The excitatory and inhibitory balance (EPSC/IPSC, E/I ratio,) was recorded with a Cs-gluconate-based internal solution similar to mEPSC recordings. Evoked EPSCs and IPSCs from LHb neurons were recorded in the same neuron in drug-free ASCF using a stimulating electrode placed in the stria medullaris. EPSCs were recorded at the reversal potential for GABA_A IPSCs (−55 mV), and IPSCs were recorded at the reversal potential for EPSCs (+10 mV) in the same LHb neuron. The E/I ratio was then calculated as EPSC/IPSC amplitude ratio by dividing the average peak amplitude of 10 consecutive sweeps of EPSCs or IPSCs from the same recording. The cell input resistance and series resistance were monitored through all the experiments and if these values changed by more than 10%, data were not included.

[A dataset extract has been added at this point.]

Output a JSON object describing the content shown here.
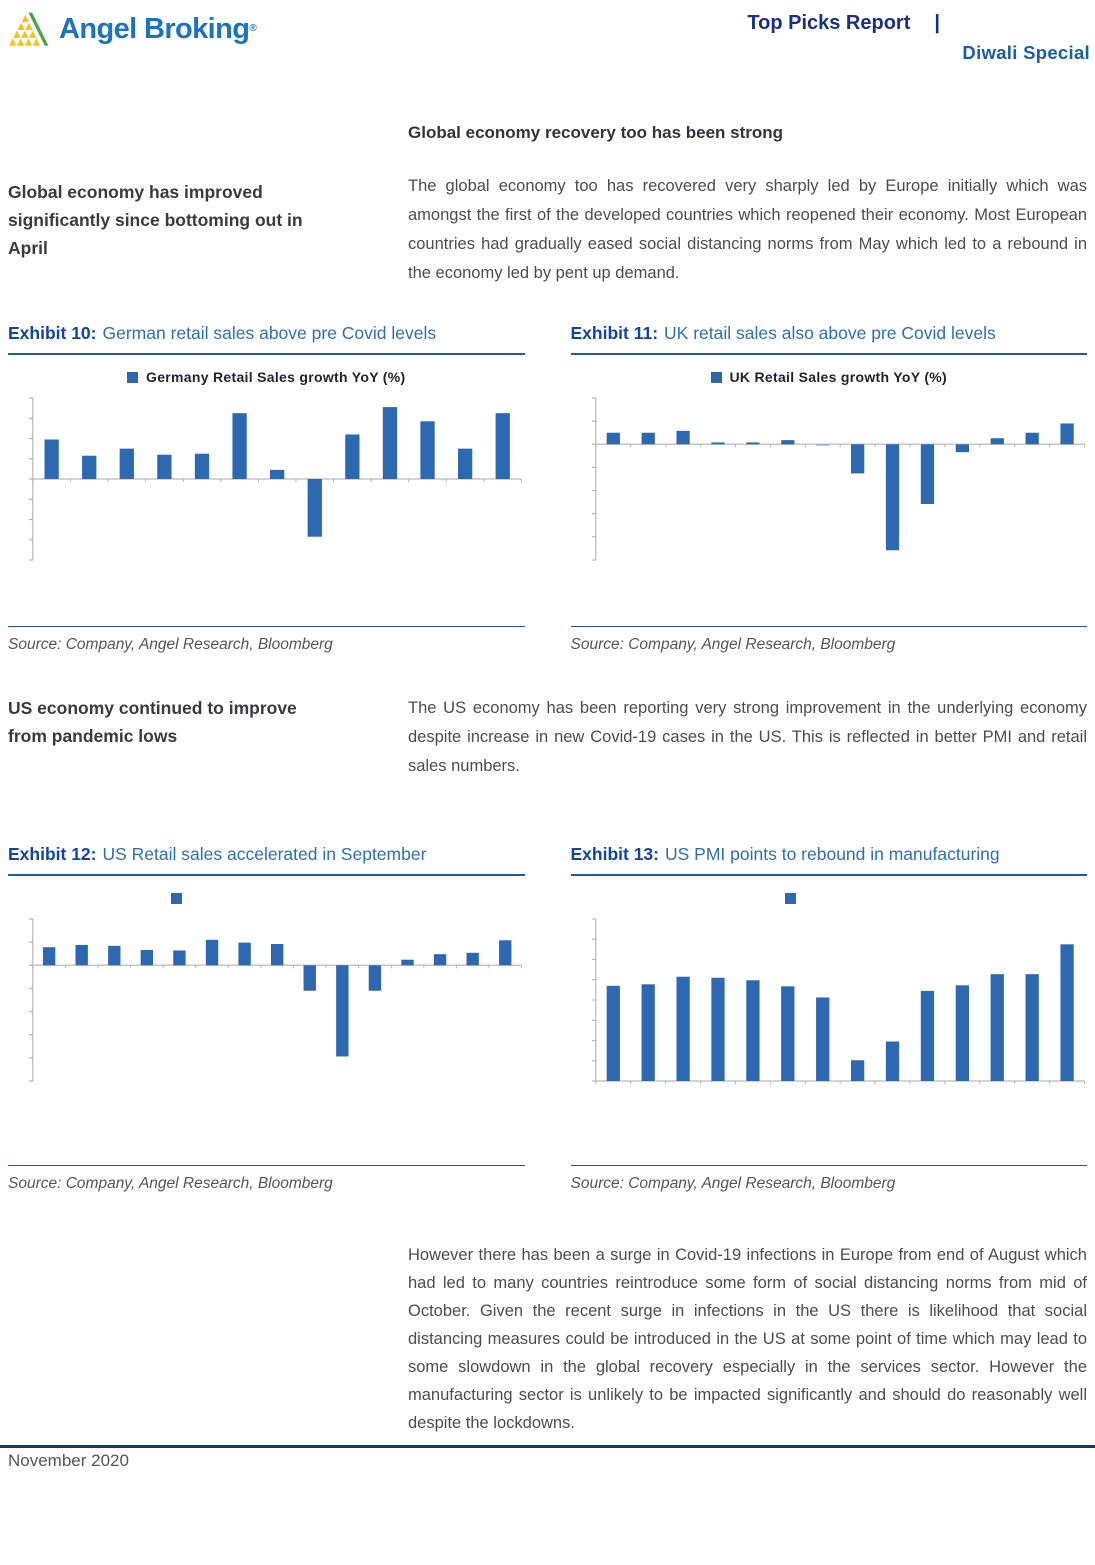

Antalarmin, CYPPA, 1-EBIO, WIN 55,212-2 and AM251 were prepared as stock solution in DMSO and were diluted (1:10000) to final concentration in ACSF of 1µM, 10µM, 300mM, 2µM, and 10µM, respectively. Stock solutions for apamin, rat CRF, iberiotoxin, and Antisauvagine-30 were prepared in distilled water and diluted (1:1000) to final concentration in ACSF of 100nM, 250nM, 100nM, and 25nM, respectively. The intra-pipette concentrations of BAPTA, GDPβs and PKI(6–22) were 30mM, 300µM, and 10µM, respectively. In some of our control interleaved experiments, AP recordings were continued for an hour without addition of drugs and no significant changes were observed over time. For all drug experiments, a baseline depolarization-induced AP recording/ mIPSC/mEPSC was recorded in each neuron, and then the appropriate drug was added to the slice by the perfusate and AP generation in response to depolarizing current steps was again tested 25–30 min after. For apamin and CYPPA experiments, a second baseline with apamin or CYPPA was obtained before the addition of CRF and AP generation was re-evaluated 25–30min after CRF application. CRF wash-out experiments in Supplementary figures were performed following 15min of bath application of CRF and the recordings continued at least for 90 min after the initiation of wash out of CRF.